Nageant dans la fierté et la satisfaction, je saisis mon téléphone pour immortaliser ma construction. Une bibliothèque en bois de type industriel, achetée quelques jours plus tôt sur internet. Je l'observe attentivement. Ce meuble correspond parfaitement à mes attentes ! Je partage la photo à Amy, une amie australienne, qui à ce jour n'est toujours pas convaincue de mes talents de bricoleuse, et m'empresse de placer mes livres ainsi que mes bibelots sur les étagères.

Il est vrai que depuis mon installation il y a un mois et demi, je me suis beaucoup investie dans cet appartement. L'idée d'avoir un chez-moi où je puisse librement exprimer mes envies me motive énormément. Mon budget décoration n'est pas très élevé mais je m'en sors plutôt bien. Je n'ai pas eu besoin de racheter l'intégralité des meubles, ma mère m'en a laissé quelques-uns. Pour le reste, j'ai dû m'adapter. Chiner en ligne est devenu l'un de mes passe-temps favoris ! Il faut être drôlement prétentieux pour penser que le monde de l'occasion est honteux. Personnellement, j'aime restaurer des objets ou du mobilier pour leur donner une seconde vie. Il y a plein d'avantages à cela et la créativité en fait partie.

Je rassemble le carton d'emballage et le place dans un sac spécifique. Le tri n'est pas une formalité mais ça me tient à cœur. Contribuer au recyclage est tout de même important, surtout dans les circonstances actuelles. Je ramasse le dernier morceau et tombe par hasard sur une vis que je n'ai encore jamais vue jusqu'à présent. Était-elle dans le kit ? Certainement... Je fronce les sourcils et m'approche de la bibliothèque, dubitative. J'essaie de la faire bouger mais celle-ci reste stable. Ouf, quel soulagement ! Qu'importe la vis ou le boulon, ce dernier aura sa place dans le tiroir fourre-tout, avec mes clefs, mes pinces à cheveux et mes vieux écouteurs d'iPod.
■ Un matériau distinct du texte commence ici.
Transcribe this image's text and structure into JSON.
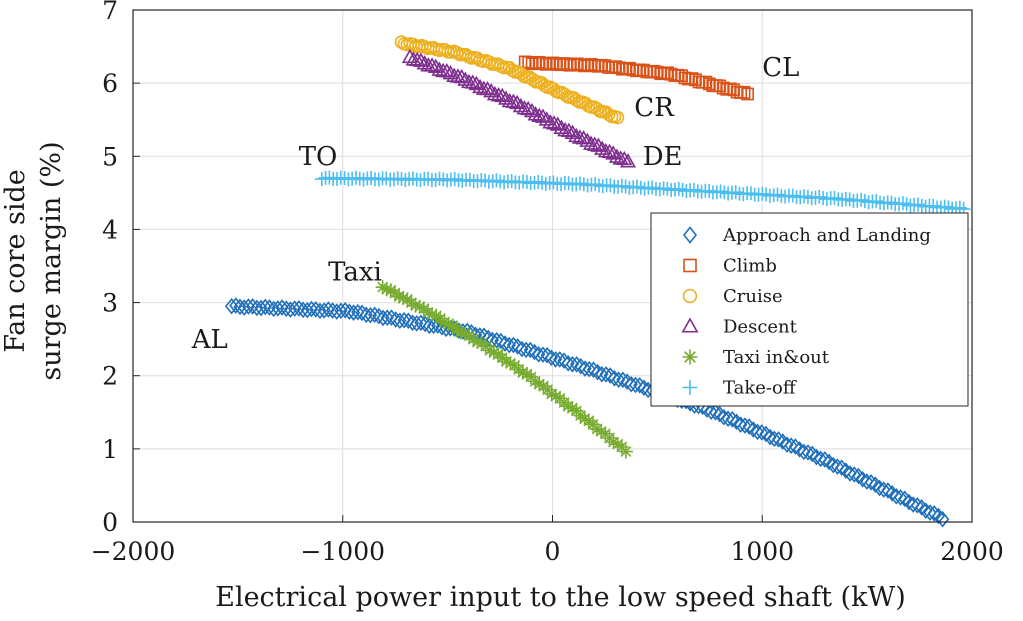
{
  "chart_data": {
    "type": "scatter",
    "title": "",
    "xlabel": "Electrical power input to the low speed shaft (kW)",
    "ylabel_lines": [
      "Fan core side",
      "surge margin (%)"
    ],
    "xlim": [
      -2000,
      2000
    ],
    "ylim": [
      0,
      7
    ],
    "xticks": [
      -2000,
      -1000,
      0,
      1000,
      2000
    ],
    "xtick_labels": [
      "−2000",
      "−1000",
      "0",
      "1000",
      "2000"
    ],
    "yticks": [
      0,
      1,
      2,
      3,
      4,
      5,
      6,
      7
    ],
    "ytick_labels": [
      "0",
      "1",
      "2",
      "3",
      "4",
      "5",
      "6",
      "7"
    ],
    "grid": true,
    "legend_position": "right",
    "series": [
      {
        "name": "Approach and Landing",
        "color": "#1f6fba",
        "marker": "diamond",
        "x_range": [
          -1530,
          1860
        ],
        "y_samples": [
          2.95,
          2.88,
          2.6,
          2.1,
          1.55,
          0.85,
          0.05
        ],
        "count": 170
      },
      {
        "name": "Climb",
        "color": "#d95319",
        "marker": "square",
        "x_range": [
          -130,
          930
        ],
        "y_samples": [
          6.28,
          6.24,
          6.12,
          5.85
        ],
        "count": 65
      },
      {
        "name": "Cruise",
        "color": "#edb120",
        "marker": "circle",
        "x_range": [
          -720,
          310
        ],
        "y_samples": [
          6.55,
          6.42,
          6.2,
          5.85,
          5.52
        ],
        "count": 75
      },
      {
        "name": "Descent",
        "color": "#7e2f8e",
        "marker": "triangle",
        "x_range": [
          -680,
          360
        ],
        "y_samples": [
          6.35,
          6.05,
          5.7,
          5.3,
          4.92
        ],
        "count": 60
      },
      {
        "name": "Taxi in&out",
        "color": "#77ac30",
        "marker": "asterisk",
        "x_range": [
          -810,
          350
        ],
        "y_samples": [
          3.22,
          2.85,
          2.45,
          2.0,
          1.5,
          0.97
        ],
        "count": 60
      },
      {
        "name": "Take-off",
        "color": "#4dbeee",
        "marker": "plus",
        "x_range": [
          -1100,
          1960
        ],
        "y_samples": [
          4.7,
          4.68,
          4.62,
          4.52,
          4.42,
          4.28
        ],
        "count": 170
      }
    ],
    "annotations": [
      {
        "text": "CL",
        "x": 1000,
        "y": 6.1
      },
      {
        "text": "CR",
        "x": 390,
        "y": 5.55
      },
      {
        "text": "DE",
        "x": 430,
        "y": 4.88
      },
      {
        "text": "TO",
        "x": -1210,
        "y": 4.88
      },
      {
        "text": "Taxi",
        "x": -1070,
        "y": 3.3
      },
      {
        "text": "AL",
        "x": -1720,
        "y": 2.38
      }
    ]
  }
}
Mes affaires rangées et l'aspirateur passé, je traverse l'appartement pour rejoindre la pièce du fond : l'ancienne chambre de ma mère. Celle-ci a été transformée en un espace de rangement. C'est ici que je stocke tout mon bazar. Enfin... Un bazar qui est tout de même bien agencé. J'ouvre le placard mural et tends mon bras afin de replacer la boîte à outils à sa place initiale. Alors que je m'apprête à refermer la porte coulissante, une matière toute douce, ou devrais-je dire, une patte, attire mon attention. Je déplace légèrement les vêtements sur cintres et sors l'objet en question. Un gros nounours et pas n'importe lequel : Teddy Polak.
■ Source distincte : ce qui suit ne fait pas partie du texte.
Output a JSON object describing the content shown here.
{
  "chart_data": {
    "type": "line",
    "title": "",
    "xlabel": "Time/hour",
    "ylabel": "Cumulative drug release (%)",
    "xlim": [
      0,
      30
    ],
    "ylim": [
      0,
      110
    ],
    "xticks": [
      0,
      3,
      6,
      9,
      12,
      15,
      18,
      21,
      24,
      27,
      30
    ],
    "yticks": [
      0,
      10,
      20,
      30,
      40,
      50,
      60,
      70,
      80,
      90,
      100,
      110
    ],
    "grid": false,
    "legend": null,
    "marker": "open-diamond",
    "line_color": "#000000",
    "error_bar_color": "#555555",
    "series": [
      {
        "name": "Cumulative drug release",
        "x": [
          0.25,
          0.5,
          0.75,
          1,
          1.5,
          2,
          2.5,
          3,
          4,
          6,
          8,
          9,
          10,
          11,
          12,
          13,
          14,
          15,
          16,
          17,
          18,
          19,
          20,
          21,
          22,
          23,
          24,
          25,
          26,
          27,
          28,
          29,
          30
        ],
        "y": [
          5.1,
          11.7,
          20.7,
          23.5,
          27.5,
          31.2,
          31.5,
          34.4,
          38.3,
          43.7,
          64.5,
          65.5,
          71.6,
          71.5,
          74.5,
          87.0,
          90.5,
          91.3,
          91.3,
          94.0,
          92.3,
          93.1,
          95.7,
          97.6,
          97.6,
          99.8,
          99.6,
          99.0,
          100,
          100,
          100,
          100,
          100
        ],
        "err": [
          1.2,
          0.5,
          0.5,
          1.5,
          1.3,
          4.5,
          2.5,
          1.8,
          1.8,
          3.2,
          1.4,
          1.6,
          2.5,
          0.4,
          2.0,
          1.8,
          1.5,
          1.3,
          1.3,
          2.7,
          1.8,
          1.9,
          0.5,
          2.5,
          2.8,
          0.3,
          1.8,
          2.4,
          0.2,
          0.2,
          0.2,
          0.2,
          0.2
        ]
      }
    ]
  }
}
Une sensation étrange parcourt mon corps tout entier. La nostalgie refait brusquement surface, de quoi me replonger quelques secondes dans mes souvenirs les plus lointains. J'ai toujours eu un affect particulier pour les peluches, et ça, depuis l'enfance. Est-ce que cela est dû à Toy Story ? Nier serait absurde, évidemment ! Quoi d'autre ? Je fixe ce gros patapouf, rêveuse. Cette soirée à Deauville restera à jamais gravée dans mon esprit. Soudain, la culpabilité m'envahit. Maman a dû le placer ici après mon départ et je n'ai même pas cherché à le récupérer. Ce qui dans le fond est tout de même compréhensible, non ? Je mords ma lèvre inférieure, préoccupée. Même si cela est difficile, le laisser dans ce placard serait beaucoup trop cruel à mes yeux. J'empoigne l'ours et viens le blottir contre moi. Il sent la poussière. Ce bon vieux Teddy aurait bien besoin d'un bon bain ! Je referme la penderie et m'apprête à sortir de la pièce quand la sonnette de l'entrée retentit dans tout l'appartement.

- Déjà ?

J'accélère mes pas et dépose le nounours dans la chambre de Noé. Son antre n'a pas bougé. Il y a toujours son lit et quelques affaires. Il vient souvent à la maison. Cela lui permet de garder contact avec ses amis de la cité et bien sûr : sa sœur adorée.

Je jette un œil rapide au judas optique et ouvre la porte dans la foulée. Sacha me fait face, un sac de fast-food à la main. Il tombe à pic, je meurs de faim !

- Whouaaa ! Je vois qu'on est passé à la vitesse supérieure, dit-il en observant les murs du séjour.
- Tu aimes ?
- J'adore ! T'as fait du bon boulot !
- Et attends, t'as pas tout vu, annoncé-je fièrement en lui montrant la bibliothèque du regard.
- C'est toi qui l'as montée ?
- Impressionnant n'est-ce pas ?
- Tu mens !
- C'est si difficile à croire ?
- Depuis quand les jolies filles savent bricoler ?
- C'est cliché ça, non ? rétorqué-je, d'un ton léger.
- Totalement ! grimace-t-il, embarrassé. En tout cas, vous m'étonnez de jour en jour, mademoiselle Vasilis !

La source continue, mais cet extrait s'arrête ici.